A retirement plan sponsor who is a schnorrer is one who selects the lowest cost third party administration (TPA) like a payroll provider and doesn’t care that the administration of their plan is done properly or not. Plan costs should always be a consideration, but so should proper administration is a greater consideration.
For retirement plan providers who are schnorrers, I can remember my old TPA. As a producing TPA with its own RIA practice, we had clients around the country. We did charge a hefty RIA fee and then the managing director of the Firm who ran the day-to-day operation (the biggest schnorrer I ever met) started charging for travel expenses for our client relationship managers to visit clients in assisting them with the fiduciary process. That went over like a led zeppelin. I worked for a law firm partner who had clients around the country and he was insistent that he would never charge his clients for his travel time because he felt that the client would simply want to hire counsel than was more local than to pay him for traveling.
When I left the TPA in 2007, I was replaced by 2 attorneys and a paralegal. Like Lou in Caddyshack who had to raise the price of Coke, because he was losing at the track, my old TPA had to raise plan document fees because they were losing money by hiring this larger staff to replace me. Plan document fees went up by 25% and they started charging $150 for annual safe harbor notices. $150 to simply search and replace the year in a Word document for $150, this chiseling offended many clients.
Clients don’t want to be chiseled. They would rather play a higher flat fee than get inundated by petty charges.
One of the things I hated most about law firms was their chiseling of clients. It was enough that clients were charged by the hour, which only led to possible abuses of overbilling because law firms stress billable hours more than quality of service. So it’s not enough to overcharge clients for legal services, but the law firms that I was associated with also charged clients for typical office charges like FedEx or copies. When I buy a bagel with olive cream cheese at my favorite bagel store, do they charge me for napkins or a plastic knife? There is a cost for any business to do business, but does a law firm have to pass every nickel in costs to their client?

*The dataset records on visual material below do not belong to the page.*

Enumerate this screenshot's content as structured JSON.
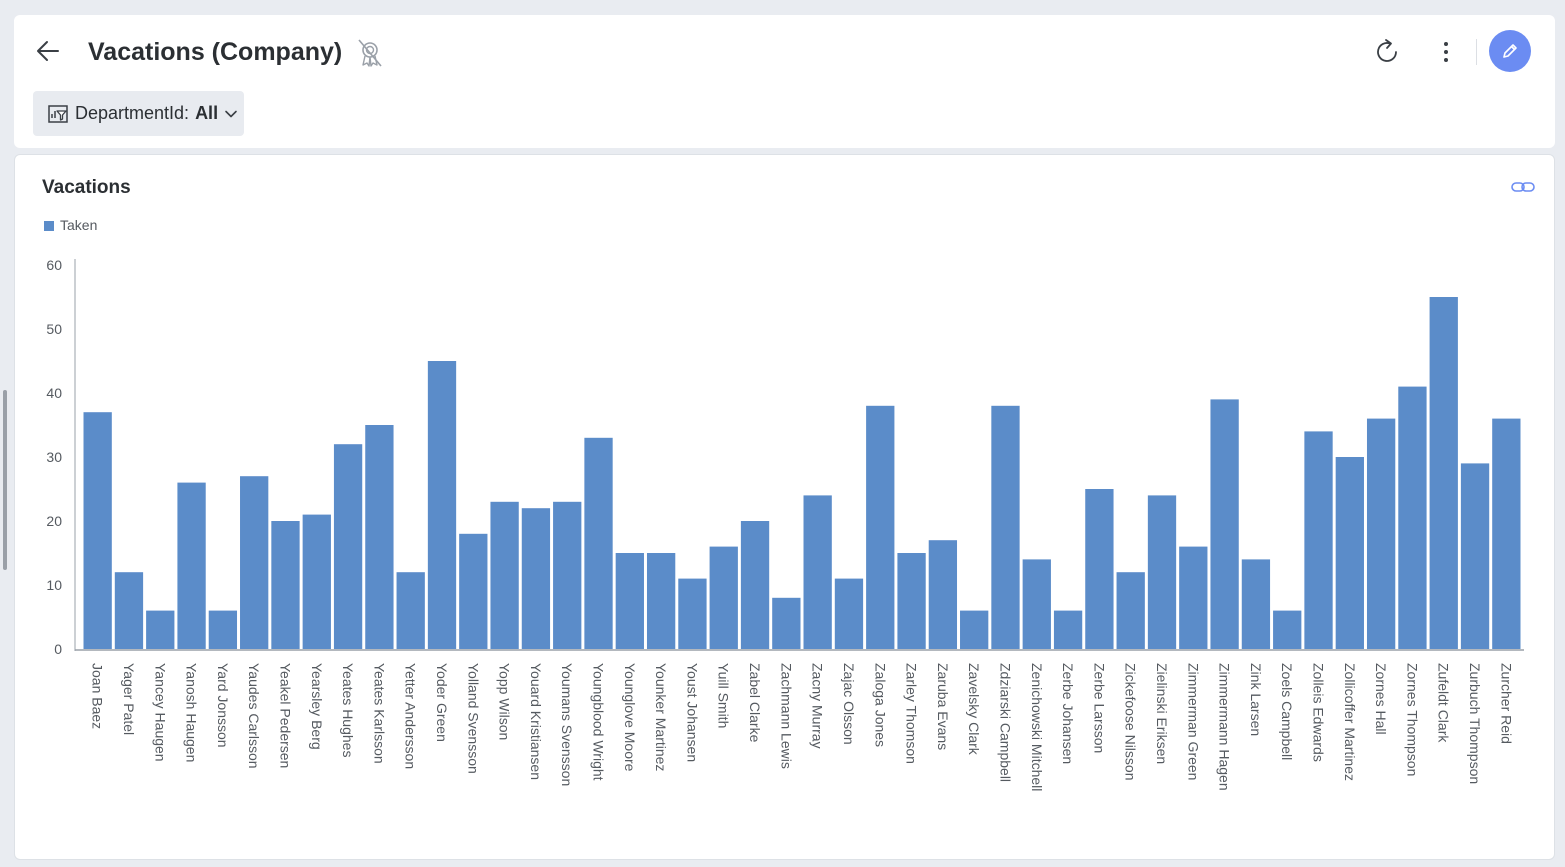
{
  "header": {
    "title": "Vacations (Company)"
  },
  "filter": {
    "label": "DepartmentId:",
    "value": "All"
  },
  "colors": {
    "accent": "#6b8cf2",
    "bar": "#5b8cc9"
  },
  "icons": {
    "back": "arrow-left-icon",
    "badge": "certified-badge-off-icon",
    "refresh": "refresh-icon",
    "more": "more-vertical-icon",
    "edit": "pencil-icon",
    "filter": "filter-icon",
    "link": "link-icon"
  },
  "chart_data": {
    "type": "bar",
    "title": "Vacations",
    "legend": "top-left",
    "series": [
      {
        "name": "Taken",
        "values": [
          37,
          12,
          6,
          26,
          6,
          27,
          20,
          21,
          32,
          35,
          12,
          45,
          18,
          23,
          22,
          23,
          33,
          15,
          15,
          11,
          16,
          20,
          8,
          24,
          11,
          38,
          15,
          17,
          6,
          38,
          14,
          6,
          25,
          12,
          24,
          16,
          39,
          14,
          6,
          34,
          30,
          36,
          41,
          55,
          29,
          36
        ]
      }
    ],
    "categories": [
      "Joan Baez",
      "Yager Patel",
      "Yancey Haugen",
      "Yanosh Haugen",
      "Yard Jonsson",
      "Yaudes Carlsson",
      "Yeakel Pedersen",
      "Yearsley Berg",
      "Yeates Hughes",
      "Yeates Karlsson",
      "Yetter Andersson",
      "Yoder Green",
      "Yolland Svensson",
      "Yopp Wilson",
      "Youard Kristiansen",
      "Youmans Svensson",
      "Youngblood Wright",
      "Younglove Moore",
      "Younker Martinez",
      "Youst Johansen",
      "Yuill Smith",
      "Zabel Clarke",
      "Zachmann Lewis",
      "Zacny Murray",
      "Zajac Olsson",
      "Zaloga Jones",
      "Zarley Thomson",
      "Zaruba Evans",
      "Zavelsky Clark",
      "Zdziarski Campbell",
      "Zenichowski Mitchell",
      "Zerbe Johansen",
      "Zerbe Larsson",
      "Zickefoose Nilsson",
      "Zielinski Eriksen",
      "Zimmerman Green",
      "Zimmermann Hagen",
      "Zink Larsen",
      "Zoels Campbell",
      "Zolleis Edwards",
      "Zollicoffer Martinez",
      "Zornes Hall",
      "Zornes Thompson",
      "Zufeldt Clark",
      "Zurbuch Thompson",
      "Zurcher Reid"
    ],
    "ylim": [
      0,
      60
    ],
    "yticks": [
      0,
      10,
      20,
      30,
      40,
      50,
      60
    ],
    "grid": false
  }
}
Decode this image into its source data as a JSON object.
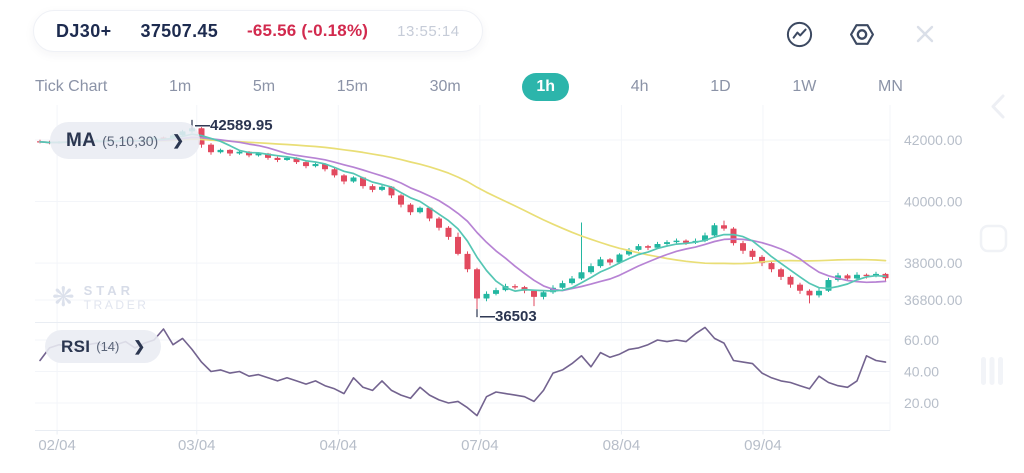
{
  "header": {
    "symbol": "DJ30+",
    "price": "37507.45",
    "change": "-65.56 (-0.18%)",
    "time": "13:55:14"
  },
  "tabs": {
    "items": [
      "Tick Chart",
      "1m",
      "5m",
      "15m",
      "30m",
      "1h",
      "4h",
      "1D",
      "1W",
      "MN"
    ],
    "selected": "1h"
  },
  "indicators": {
    "ma": {
      "name": "MA",
      "params": "(5,10,30)",
      "expand": "❯"
    },
    "rsi": {
      "name": "RSI",
      "params": "(14)",
      "expand": "❯"
    }
  },
  "watermark": {
    "icon": "❋",
    "line1": "STAR",
    "line2": "TRADER"
  },
  "chart_data": {
    "type": "candlestick",
    "symbol": "DJ30+",
    "interval": "1h",
    "ma_periods": [
      5,
      10,
      30
    ],
    "rsi_period": 14,
    "annotations": {
      "high": {
        "label": "—42589.95",
        "value": 42589.95
      },
      "low": {
        "label": "—36503",
        "value": 36503
      }
    },
    "y_ticks": [
      {
        "label": "42000.00",
        "value": 42000
      },
      {
        "label": "40000.00",
        "value": 40000
      },
      {
        "label": "38000.00",
        "value": 38000
      },
      {
        "label": "36800.00",
        "value": 36800
      }
    ],
    "rsi_ticks": [
      {
        "label": "60.00",
        "value": 60
      },
      {
        "label": "40.00",
        "value": 40
      },
      {
        "label": "20.00",
        "value": 20
      }
    ],
    "x_ticks": [
      {
        "label": "02/04",
        "index": 1.8
      },
      {
        "label": "03/04",
        "index": 16.5
      },
      {
        "label": "04/04",
        "index": 31.4
      },
      {
        "label": "07/04",
        "index": 46.3
      },
      {
        "label": "08/04",
        "index": 61.2
      },
      {
        "label": "09/04",
        "index": 76.1
      }
    ],
    "colors": {
      "up": "#23b7a1",
      "down": "#e24a5f",
      "ma5": "#55c6b4",
      "ma10": "#b783d4",
      "ma30": "#e9de76",
      "rsi": "#73638f",
      "axis": "#b7bec9",
      "grid": "#f3f5f9",
      "divider": "#e9edf3",
      "annotation": "#2b3550",
      "accent": "#2cb5ab",
      "negative": "#d22a4e"
    },
    "candles": [
      [
        41960,
        42010,
        41890,
        41940
      ],
      [
        41940,
        41975,
        41860,
        41900
      ],
      [
        41900,
        41965,
        41880,
        41930
      ],
      [
        41930,
        41995,
        41905,
        41960
      ],
      [
        41960,
        41990,
        41880,
        41920
      ],
      [
        41920,
        42010,
        41900,
        41980
      ],
      [
        41980,
        42030,
        41940,
        41990
      ],
      [
        41990,
        42020,
        41920,
        41950
      ],
      [
        41950,
        42000,
        41905,
        41975
      ],
      [
        41975,
        42040,
        41950,
        42010
      ],
      [
        42010,
        42050,
        41930,
        41960
      ],
      [
        41960,
        42060,
        41940,
        42020
      ],
      [
        42020,
        42120,
        41990,
        42080
      ],
      [
        42080,
        42110,
        42000,
        42050
      ],
      [
        42050,
        42200,
        42030,
        42150
      ],
      [
        42150,
        42330,
        42120,
        42280
      ],
      [
        42280,
        42589.95,
        42230,
        42380
      ],
      [
        42380,
        42420,
        41750,
        41850
      ],
      [
        41850,
        41900,
        41520,
        41600
      ],
      [
        41600,
        41720,
        41560,
        41680
      ],
      [
        41680,
        41700,
        41480,
        41560
      ],
      [
        41560,
        41660,
        41520,
        41620
      ],
      [
        41620,
        41640,
        41440,
        41500
      ],
      [
        41500,
        41600,
        41460,
        41560
      ],
      [
        41560,
        41580,
        41360,
        41420
      ],
      [
        41420,
        41460,
        41280,
        41350
      ],
      [
        41350,
        41470,
        41320,
        41420
      ],
      [
        41420,
        41440,
        41220,
        41280
      ],
      [
        41280,
        41310,
        41080,
        41150
      ],
      [
        41150,
        41260,
        41110,
        41220
      ],
      [
        41220,
        41250,
        40980,
        41050
      ],
      [
        41050,
        41090,
        40780,
        40850
      ],
      [
        40850,
        40890,
        40560,
        40650
      ],
      [
        40650,
        40820,
        40610,
        40780
      ],
      [
        40780,
        40800,
        40420,
        40500
      ],
      [
        40500,
        40560,
        40300,
        40380
      ],
      [
        40380,
        40540,
        40340,
        40480
      ],
      [
        40480,
        40500,
        40110,
        40200
      ],
      [
        40200,
        40240,
        39810,
        39900
      ],
      [
        39900,
        39950,
        39560,
        39650
      ],
      [
        39650,
        39840,
        39610,
        39800
      ],
      [
        39800,
        39820,
        39360,
        39450
      ],
      [
        39450,
        39500,
        39060,
        39150
      ],
      [
        39150,
        39200,
        38760,
        38850
      ],
      [
        38850,
        38990,
        38250,
        38300
      ],
      [
        38300,
        38380,
        37700,
        37800
      ],
      [
        37800,
        37850,
        36503,
        36850
      ],
      [
        36850,
        37080,
        36760,
        37000
      ],
      [
        37000,
        37200,
        36950,
        37120
      ],
      [
        37120,
        37330,
        37080,
        37250
      ],
      [
        37250,
        37310,
        37150,
        37220
      ],
      [
        37220,
        37260,
        37020,
        37100
      ],
      [
        37100,
        37130,
        36600,
        36900
      ],
      [
        36900,
        37120,
        36820,
        37050
      ],
      [
        37050,
        37280,
        37000,
        37200
      ],
      [
        37200,
        37430,
        37160,
        37350
      ],
      [
        37350,
        37580,
        37300,
        37500
      ],
      [
        37500,
        39320,
        37450,
        37700
      ],
      [
        37700,
        37990,
        37650,
        37900
      ],
      [
        37900,
        38200,
        37850,
        38120
      ],
      [
        38120,
        38160,
        37930,
        38020
      ],
      [
        38020,
        38320,
        37980,
        38280
      ],
      [
        38280,
        38490,
        38230,
        38430
      ],
      [
        38430,
        38620,
        38390,
        38550
      ],
      [
        38550,
        38590,
        38420,
        38500
      ],
      [
        38500,
        38690,
        38460,
        38620
      ],
      [
        38620,
        38740,
        38560,
        38680
      ],
      [
        38680,
        38800,
        38640,
        38730
      ],
      [
        38730,
        38770,
        38590,
        38660
      ],
      [
        38660,
        38800,
        38620,
        38720
      ],
      [
        38720,
        38990,
        38680,
        38900
      ],
      [
        38900,
        39300,
        38850,
        39230
      ],
      [
        39230,
        39380,
        39050,
        39120
      ],
      [
        39120,
        39170,
        38570,
        38650
      ],
      [
        38650,
        38720,
        38300,
        38400
      ],
      [
        38400,
        38460,
        38100,
        38200
      ],
      [
        38200,
        38260,
        37900,
        38000
      ],
      [
        38000,
        38060,
        37700,
        37800
      ],
      [
        37800,
        37850,
        37450,
        37550
      ],
      [
        37550,
        37600,
        37200,
        37300
      ],
      [
        37300,
        37360,
        37000,
        37100
      ],
      [
        37100,
        37150,
        36690,
        36950
      ],
      [
        36950,
        37180,
        36880,
        37100
      ],
      [
        37100,
        37520,
        37060,
        37450
      ],
      [
        37450,
        37680,
        37400,
        37600
      ],
      [
        37600,
        37650,
        37420,
        37500
      ],
      [
        37500,
        37700,
        37460,
        37620
      ],
      [
        37620,
        37660,
        37500,
        37580
      ],
      [
        37580,
        37720,
        37540,
        37650
      ],
      [
        37650,
        37680,
        37430,
        37507.45
      ]
    ],
    "rsi": [
      47,
      55,
      57,
      56,
      54,
      57,
      58,
      55,
      57,
      59,
      55,
      58,
      60,
      67,
      57,
      61,
      54,
      46,
      40,
      41,
      39,
      40,
      37,
      38,
      36,
      34,
      36,
      34,
      32,
      34,
      31,
      29,
      26,
      36,
      30,
      28,
      34,
      28,
      25,
      23,
      30,
      25,
      22,
      20,
      21,
      17,
      12,
      24,
      27,
      26,
      25,
      24,
      21,
      28,
      39,
      41,
      45,
      50,
      43,
      52,
      49,
      51,
      54,
      55,
      57,
      60,
      59,
      60,
      59,
      64,
      68,
      61,
      58,
      47,
      46,
      45,
      39,
      36,
      34,
      33,
      31,
      29,
      37,
      33,
      31,
      30,
      34,
      50,
      47,
      46
    ]
  }
}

That is why my practice uses a flat fee; clients should have a fee that they have cost certainty over and with the knowledge that I am not chiseling them. When I drafted a plan document for a client for $2,000, I didn’t charge them the $8 to mail the plans or the $18 to bind the plans at Staples (before I went PDF only). Every retirement plan provider needs to be fully compensated for the work they do. There are costs involved in doing business, but clients don’t need to see every charge added and itemized because you don’t want to be labeled a schnorrer.